По его лицу пробежала мрачная тень. Он посмотрел на меня с выражением печали, которым к этому времени успел овладеть в совершенстве, и вдобавок грустно опустил брови. Казалось, его душа сбежала сквозь глазницы и от Вальтера Беньямина осталась одна только оболочка. Меня это напугало.
– Что не так? – спросила я. – Разве ты не этого хочешь?
– Я люблю другую женщину, – проговорил он. – Ее зовут Юла, Юла Кон.
Такого поворота я не ожидала:
– А как же Дора, твоя жена? И сын? Неужели они так мало для тебя значат?
– Я от них сбежал.
– Вот как – сбежал, – сказала я, не в силах сдержать иронический смешок.
Мало того что он женат и у него ребенок, теперь выясняется, что есть еще и любовница. Я просто его очередная пассия – придворная дама при его троне.
– Прости меня, – произнес он. – Я обидел тебя? Прости, если сделал тебе больно.
– Не переживай, я не собиралась за тебя замуж.
– Дело не в этом, просто…
– Вальтер, пожалуйста. Все это не важно. Мне все равно. Жизнь – сложная штука. Я понимаю.
– Нет, важно.
Он сложил пальцы в кулак и поднес его ко лбу, что делал нечасто.
– Не важно, – сказала я. – Все мы совершаем ошибки.
Мне было неловко говорить эти избитые, бессмысленные слова. Вот что происходит с людьми в подобных обстоятельствах. Когда дело касается любви, даже интеллектуалы с блестящим философским умом начинают разговаривать друг с другом как идиоты. На следующий день я уехала в Ригу – через Неаполь, Рим и Флоренцию. Я знала, что Вальтер так дела не оставит. И мне почему-то казалось, что про Юлу Кон он все выдумал. Это была уловка, способ не связывать себя определенным образом действий.
Юла Кон была скульптором, так, во всяком случае, все говорили (я-то не видела в берлинских галереях ни единого ее изваяния).
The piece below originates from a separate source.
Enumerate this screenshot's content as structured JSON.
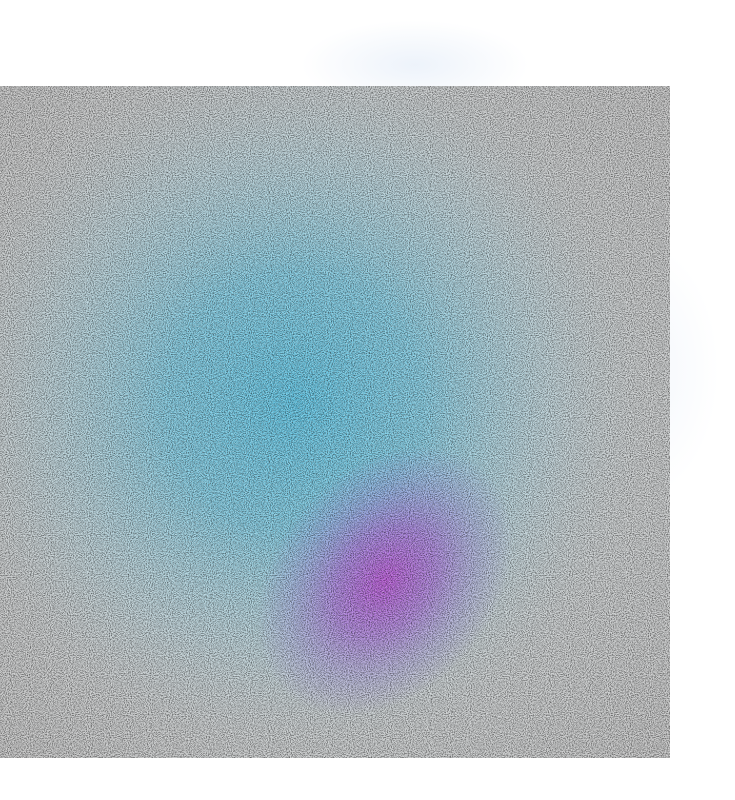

Это было, по всей видимости, вялое, почти растениеподобное существо. Потом Брехт просветит меня, что лучшее эссе Вальтера – о романе Гёте «Избирательное сродство» – вдохновлено сложностями в его отношениях с Кон. Образ, соответствующий ей у Гёте, – Оттилия, любовный идеал, который не может быть в полной мере воплощен в человеке. «Великое произведение всегда вырастает из боли», – говорил Брехт. Так это или нет, но Вальтер явно страдал, когда писал это эссе. Мука пронизывает это сочинение до последней фразы.